Aldatılarak cinsiyet değiştirme ameliyatı olmaya zorlanan çocuklardan haberdar olarak bazılarıyla görüştüğünü dile getiren Şenlikoğlu, şunları kaydetti:

"Hatta birine parasız zamanında yüklü para vermişler, yani 'Ameliyat ol, sana yüklü para ve iş garantisi veriyoruz.' demişler ama ameliyat olduktan sonra iş vermemişler, merdiven altlarında kalmış, ailesi kabul etmemiş. Şart ne olursa olsun ailenin çocuğunu atma hakkı yoktur. Demek ki düzgün bilgi vermedin ki o çocuk öyle oldu. Kendini de suçla biraz, 'Ben ne yaptım, neden ilgilenmedim?' diye düşün.

Anne baba kendisi bilmiyor ki nasıl ilgilensin? 'İnsan nedir, insan nasıl gelişir, nasıl kişilikli olur?' Anne baba kendisi bilmiyor ki çocuğuna versin. Okuldaki öğretmeni, kişilikli, hakkaniyetli ise çocuk kurtuluyor ama İslam düşmanı bir öğretmense, çocukların beynini yıl bulmaz İslam'dan koparıyor. 'Sakın bunları ailenize söylemeyin. Söylerseniz sizi sınıfta bırakırım ya da çok ceza veririm.' diyebiliyor."

Emine Şenlikoğlu, gençlere her yönden çok farklı tuzaklar kurulduğunu belirterek, "Çünkü ne kadar erkeği eşcinsel yaparlarsa, ne kadar kadını, kızı erkek yapmaya çalışırlarsa o kadar kişiden çocuk meydana gelmeyecek. Dolayısıyla nüfus bitecek. Onların derdi Türkiye'de nüfusu bitirmek. Türkiye'de çok düşmanın gözü var. Bu düşmanlar her yönden çalışıyor. Filmde, romanda, gençlik üzerinde, gençliğin beyninde, internette, her yerde. O yüzden bizim çok uyanık olmamız lazım." görüşünü paylaştı.
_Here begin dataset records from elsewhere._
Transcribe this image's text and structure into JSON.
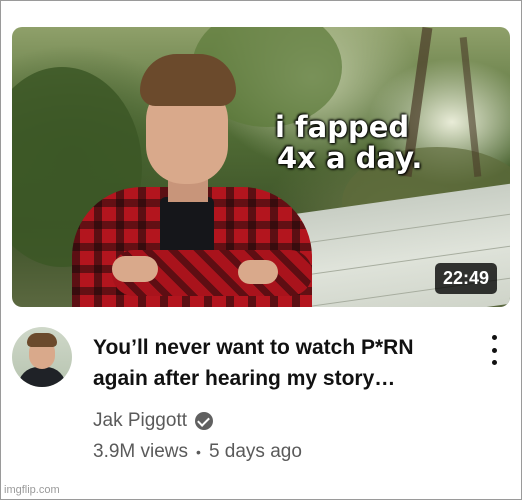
{
  "video": {
    "thumbnail_text": [
      "i fapped",
      "4x a day."
    ],
    "duration": "22:49",
    "title_lines": [
      "You’ll never want to watch P*RN",
      "again after hearing my story…"
    ],
    "channel": "Jak Piggott",
    "views": "3.9M views",
    "separator": "•",
    "age": "5 days ago"
  },
  "icons": {
    "verified": "check-circle-icon",
    "menu": "vertical-ellipsis-icon"
  },
  "watermark": "imgflip.com"
}
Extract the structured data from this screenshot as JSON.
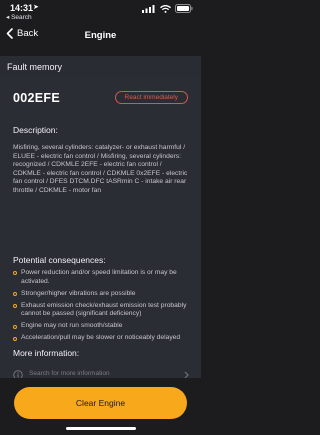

"Bu romanı kelle koltukta yazdım"

TK Yayınlarından çıkan "İçimde Beni Aldatan Biri Var" adlı son kitabını yazdığı için tehditler aldığını açıklayan Şenlikoğlu, "Evet, ben bu romanı kelle koltukta yazdım. Hiçbir tehdit beni yolumdan çeviremez. Boşu boşuna yorulmayın. Ben tehdide pabuç bırakacak insan değilim." ifadesini kullandı.

Şenlikoğlu, gençlere iyi davranılması ve tuzaklardan kurtulmaları için yardımcı olunması gerektiğinin altını çizerek, bu konuda birçok hikaye dinlediğini, kitabında da yaşanmış bir hikayeden yola çıkarak Barış isminde bir karakterin başından geçenleri kaleme aldığını söyledi.

Eşcinsellik tuzağına düştükten sonra kendisinin "Gençliğin İmanını Sorularla Çaldılar" ve "Maria" adlı kitaplarından etkilenen okurlarıyla halen görüştüğünü anlatan Şenlikoğlu, şöyle devam etti:

"Beni aradıkları zaman zevk odaklı olmamaları telkinini verdim. 'Cinsellikten dönemiyorsanız yani tedavi olduğunuz halde mümkün değilse yine duygu olarak eşcinselseniz, başka şeylerden zevk almaya bakın. Çiçek dikin, spor yapın, resim yapın, hikayeler, öyküler yazın, yüzmeye gidin, hastaları ziyaret edin, kimsesiz çocuklarla ilgilenin, hayvan dernekleri var, birçok hizmet eden dernekler var.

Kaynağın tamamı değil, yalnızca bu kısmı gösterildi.